Authorities in Quebec have released new details of the chilling three-hour Halloween night sword attack that left two dead and five others injured.
Police said the bloodshed began when 24-year-old Carl Girouard arrived in the city in his black four-door Saturn at around 10 p.m. after driving nearly 170 miles from his home — wearing medieval clothing and with a samurai sword in the car, the Canadian Broadcasting Corporation reported.
Girouard left the vehicle idling behind Old Quebec’s Anglican Cathedral and walked across the street.

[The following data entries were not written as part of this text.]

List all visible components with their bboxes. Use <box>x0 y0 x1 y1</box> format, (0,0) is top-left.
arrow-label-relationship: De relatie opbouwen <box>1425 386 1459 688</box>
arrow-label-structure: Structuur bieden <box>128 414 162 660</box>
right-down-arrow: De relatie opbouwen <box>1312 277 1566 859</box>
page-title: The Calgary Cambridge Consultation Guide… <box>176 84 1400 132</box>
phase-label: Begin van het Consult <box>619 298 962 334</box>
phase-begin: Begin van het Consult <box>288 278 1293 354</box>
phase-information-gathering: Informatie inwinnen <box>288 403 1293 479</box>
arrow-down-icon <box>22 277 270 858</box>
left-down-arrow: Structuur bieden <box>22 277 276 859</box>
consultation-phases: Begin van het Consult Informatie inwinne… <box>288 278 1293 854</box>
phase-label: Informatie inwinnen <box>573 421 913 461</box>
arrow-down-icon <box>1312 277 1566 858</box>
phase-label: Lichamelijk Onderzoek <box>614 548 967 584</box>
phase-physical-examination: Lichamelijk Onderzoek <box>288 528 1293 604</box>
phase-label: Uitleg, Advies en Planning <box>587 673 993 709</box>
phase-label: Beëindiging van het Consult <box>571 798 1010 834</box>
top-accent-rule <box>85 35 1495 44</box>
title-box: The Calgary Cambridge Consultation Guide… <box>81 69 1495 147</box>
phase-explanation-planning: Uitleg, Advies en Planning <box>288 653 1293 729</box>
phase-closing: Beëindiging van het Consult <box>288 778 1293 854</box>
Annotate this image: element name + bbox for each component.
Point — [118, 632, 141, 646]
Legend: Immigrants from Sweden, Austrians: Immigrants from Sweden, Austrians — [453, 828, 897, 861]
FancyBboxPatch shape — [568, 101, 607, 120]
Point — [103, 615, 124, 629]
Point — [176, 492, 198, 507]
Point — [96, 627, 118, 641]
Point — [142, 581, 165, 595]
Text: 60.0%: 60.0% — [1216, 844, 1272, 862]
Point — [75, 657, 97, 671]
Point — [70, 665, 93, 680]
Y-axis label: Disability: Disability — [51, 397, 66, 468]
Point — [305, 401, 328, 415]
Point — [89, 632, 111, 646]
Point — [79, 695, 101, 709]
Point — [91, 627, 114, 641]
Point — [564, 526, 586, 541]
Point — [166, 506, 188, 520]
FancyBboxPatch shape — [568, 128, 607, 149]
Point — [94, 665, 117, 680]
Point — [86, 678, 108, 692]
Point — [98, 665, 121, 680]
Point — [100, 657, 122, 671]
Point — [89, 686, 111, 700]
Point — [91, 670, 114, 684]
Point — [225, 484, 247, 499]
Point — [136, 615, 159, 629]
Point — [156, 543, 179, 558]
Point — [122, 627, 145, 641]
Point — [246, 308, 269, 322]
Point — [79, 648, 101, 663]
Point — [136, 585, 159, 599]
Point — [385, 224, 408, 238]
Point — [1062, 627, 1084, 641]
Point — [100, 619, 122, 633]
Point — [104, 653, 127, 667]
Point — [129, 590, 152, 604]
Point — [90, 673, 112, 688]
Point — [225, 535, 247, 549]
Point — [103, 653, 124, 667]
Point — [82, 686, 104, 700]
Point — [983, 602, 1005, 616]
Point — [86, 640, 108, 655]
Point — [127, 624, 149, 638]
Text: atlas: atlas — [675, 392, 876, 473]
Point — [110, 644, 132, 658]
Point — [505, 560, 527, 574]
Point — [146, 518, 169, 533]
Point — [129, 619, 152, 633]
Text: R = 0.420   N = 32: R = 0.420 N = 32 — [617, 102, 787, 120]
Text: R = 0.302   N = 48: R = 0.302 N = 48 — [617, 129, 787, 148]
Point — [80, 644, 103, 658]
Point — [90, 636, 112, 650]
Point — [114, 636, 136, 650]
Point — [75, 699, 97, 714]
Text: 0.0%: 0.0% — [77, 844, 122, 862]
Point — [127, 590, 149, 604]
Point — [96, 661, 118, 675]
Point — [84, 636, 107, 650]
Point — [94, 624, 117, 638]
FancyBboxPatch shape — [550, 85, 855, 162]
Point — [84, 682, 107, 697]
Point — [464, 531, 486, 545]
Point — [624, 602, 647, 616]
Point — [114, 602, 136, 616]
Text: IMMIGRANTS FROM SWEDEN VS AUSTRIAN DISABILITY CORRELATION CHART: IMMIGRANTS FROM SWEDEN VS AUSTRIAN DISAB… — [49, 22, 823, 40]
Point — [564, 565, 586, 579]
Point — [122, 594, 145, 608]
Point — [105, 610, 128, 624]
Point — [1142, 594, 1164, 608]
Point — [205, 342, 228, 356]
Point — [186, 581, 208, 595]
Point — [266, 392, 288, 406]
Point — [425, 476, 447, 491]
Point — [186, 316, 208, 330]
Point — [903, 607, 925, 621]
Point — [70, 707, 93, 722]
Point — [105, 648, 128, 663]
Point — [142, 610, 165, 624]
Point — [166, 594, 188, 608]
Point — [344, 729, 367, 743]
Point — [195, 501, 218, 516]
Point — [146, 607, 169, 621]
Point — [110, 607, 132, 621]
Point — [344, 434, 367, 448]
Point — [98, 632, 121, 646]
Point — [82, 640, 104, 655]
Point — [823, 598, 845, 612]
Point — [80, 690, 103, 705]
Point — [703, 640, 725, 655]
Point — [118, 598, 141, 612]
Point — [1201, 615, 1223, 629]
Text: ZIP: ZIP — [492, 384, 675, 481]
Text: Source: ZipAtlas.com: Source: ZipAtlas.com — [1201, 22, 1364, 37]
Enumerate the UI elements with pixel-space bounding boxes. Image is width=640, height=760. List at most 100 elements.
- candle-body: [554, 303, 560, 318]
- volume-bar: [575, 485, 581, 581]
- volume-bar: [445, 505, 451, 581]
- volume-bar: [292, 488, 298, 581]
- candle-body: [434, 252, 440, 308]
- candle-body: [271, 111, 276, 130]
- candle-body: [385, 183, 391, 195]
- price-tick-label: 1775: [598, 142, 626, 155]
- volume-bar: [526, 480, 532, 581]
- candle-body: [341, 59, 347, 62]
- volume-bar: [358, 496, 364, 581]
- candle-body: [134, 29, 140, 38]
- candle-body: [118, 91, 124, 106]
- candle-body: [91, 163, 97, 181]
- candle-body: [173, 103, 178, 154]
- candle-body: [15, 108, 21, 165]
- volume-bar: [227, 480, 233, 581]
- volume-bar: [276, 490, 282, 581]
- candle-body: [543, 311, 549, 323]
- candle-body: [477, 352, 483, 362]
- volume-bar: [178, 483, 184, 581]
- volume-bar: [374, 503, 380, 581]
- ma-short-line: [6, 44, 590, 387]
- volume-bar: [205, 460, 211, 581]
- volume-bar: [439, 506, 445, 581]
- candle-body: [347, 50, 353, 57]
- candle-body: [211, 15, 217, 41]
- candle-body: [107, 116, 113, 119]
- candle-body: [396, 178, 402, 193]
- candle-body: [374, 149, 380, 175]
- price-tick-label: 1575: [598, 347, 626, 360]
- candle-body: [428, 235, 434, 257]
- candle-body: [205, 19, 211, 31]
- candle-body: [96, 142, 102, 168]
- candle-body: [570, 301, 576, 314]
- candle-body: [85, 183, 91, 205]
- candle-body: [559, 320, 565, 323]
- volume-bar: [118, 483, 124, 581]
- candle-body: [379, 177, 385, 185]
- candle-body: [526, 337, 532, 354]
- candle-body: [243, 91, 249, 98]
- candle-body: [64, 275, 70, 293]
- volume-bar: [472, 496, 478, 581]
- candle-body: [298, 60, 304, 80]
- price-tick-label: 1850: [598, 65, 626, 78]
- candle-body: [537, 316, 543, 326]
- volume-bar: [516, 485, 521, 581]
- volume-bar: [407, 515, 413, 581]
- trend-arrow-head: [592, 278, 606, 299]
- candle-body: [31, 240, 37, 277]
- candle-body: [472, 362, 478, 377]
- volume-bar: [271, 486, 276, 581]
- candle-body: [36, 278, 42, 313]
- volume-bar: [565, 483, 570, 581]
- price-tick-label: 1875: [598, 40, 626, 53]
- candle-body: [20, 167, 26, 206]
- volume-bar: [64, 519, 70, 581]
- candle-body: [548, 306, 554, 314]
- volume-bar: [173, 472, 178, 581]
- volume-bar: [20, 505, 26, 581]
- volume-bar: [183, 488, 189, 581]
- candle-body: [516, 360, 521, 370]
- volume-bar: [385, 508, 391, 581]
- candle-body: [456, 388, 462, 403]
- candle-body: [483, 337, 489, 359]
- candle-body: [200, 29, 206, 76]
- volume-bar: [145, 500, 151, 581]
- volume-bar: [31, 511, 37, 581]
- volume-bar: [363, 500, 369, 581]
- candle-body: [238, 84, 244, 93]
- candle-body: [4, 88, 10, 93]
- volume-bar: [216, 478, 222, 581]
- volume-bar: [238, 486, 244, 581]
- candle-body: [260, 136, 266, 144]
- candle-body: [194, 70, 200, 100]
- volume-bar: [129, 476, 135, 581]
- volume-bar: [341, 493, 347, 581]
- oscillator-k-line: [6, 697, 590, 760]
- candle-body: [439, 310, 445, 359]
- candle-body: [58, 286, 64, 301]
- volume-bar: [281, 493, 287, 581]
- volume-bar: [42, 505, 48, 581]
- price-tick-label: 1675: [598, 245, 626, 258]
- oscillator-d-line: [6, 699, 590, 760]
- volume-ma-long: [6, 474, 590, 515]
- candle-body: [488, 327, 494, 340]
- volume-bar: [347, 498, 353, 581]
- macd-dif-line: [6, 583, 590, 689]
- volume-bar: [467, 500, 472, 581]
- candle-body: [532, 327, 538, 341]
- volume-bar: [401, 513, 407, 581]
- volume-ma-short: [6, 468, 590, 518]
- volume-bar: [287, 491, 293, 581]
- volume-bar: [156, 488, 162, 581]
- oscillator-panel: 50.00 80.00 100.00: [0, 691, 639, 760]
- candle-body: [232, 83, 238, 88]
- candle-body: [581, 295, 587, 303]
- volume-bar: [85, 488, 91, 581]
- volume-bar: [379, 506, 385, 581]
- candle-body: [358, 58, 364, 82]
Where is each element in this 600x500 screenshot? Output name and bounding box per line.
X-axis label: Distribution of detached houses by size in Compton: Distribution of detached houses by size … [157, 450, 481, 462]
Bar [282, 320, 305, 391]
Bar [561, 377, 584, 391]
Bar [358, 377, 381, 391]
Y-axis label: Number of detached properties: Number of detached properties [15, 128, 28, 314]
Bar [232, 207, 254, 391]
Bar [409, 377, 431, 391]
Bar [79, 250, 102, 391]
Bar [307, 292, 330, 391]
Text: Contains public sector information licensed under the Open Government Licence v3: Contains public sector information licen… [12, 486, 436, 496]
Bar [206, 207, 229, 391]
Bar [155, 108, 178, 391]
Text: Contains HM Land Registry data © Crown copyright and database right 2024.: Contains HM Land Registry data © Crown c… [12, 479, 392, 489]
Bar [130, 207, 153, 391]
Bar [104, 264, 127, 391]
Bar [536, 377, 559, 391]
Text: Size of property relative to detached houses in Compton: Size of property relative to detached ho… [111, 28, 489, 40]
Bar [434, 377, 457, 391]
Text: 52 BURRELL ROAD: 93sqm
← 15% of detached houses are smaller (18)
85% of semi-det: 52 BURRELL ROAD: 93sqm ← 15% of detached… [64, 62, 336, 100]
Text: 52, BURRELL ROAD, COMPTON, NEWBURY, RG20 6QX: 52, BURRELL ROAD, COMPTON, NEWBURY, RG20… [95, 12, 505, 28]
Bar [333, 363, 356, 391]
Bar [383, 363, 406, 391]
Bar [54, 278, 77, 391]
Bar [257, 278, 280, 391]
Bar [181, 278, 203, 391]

Francois Duchesne, a 56-year-old communications director at Quebec’s national art museum, became the night’s first casualty when he stepped out of his home on du Tresor Street for a late-night jog and was attacked and left to die on the sidewalk.
Cops didn’t receive their first 911 call for about 20 minutes, the outlet said.
“You have to understand that the situation was evolving and changing very quickly,” Quebec public safety spokeswoman Sandra Dion said. “We used the means currently at our disposal to communicate to our citizens.”
Over the next 40 minutes, authorities said, Girouard wounded five other people as he walked north from downtown Quebec, including a couple out for a walk on L’escalier Frontenac and another victim near a year-long Christmas decoration in the heart of the city.
Just before 10:40 p.m., Suzanne Clermont, 61, a hairdresser, was attacked outside her home on des Remparts Street after she stepped out for a cigarette. She died despite the efforts of her neighbor, an emergency room doctor who ran outside with a baseball bat.
At 11:57 p.m., Quebec police tweeted out their first alert, describing the suspect as a costumed man wearing medieval clothing.
One minute later, the department issued an alert for residents to remain indoors.
Shortly before 1 a.m., a police officer on patrol spotted Girouard near the Old Port of Quebec and he was taken into custody — two-thirds of a mile from the scene of Duchesne’s fatal stabbing, the CBC said.
City Police Chief Robert Pigeon said Sunday that Girouard set out “with the intention of doing the most damage possible.”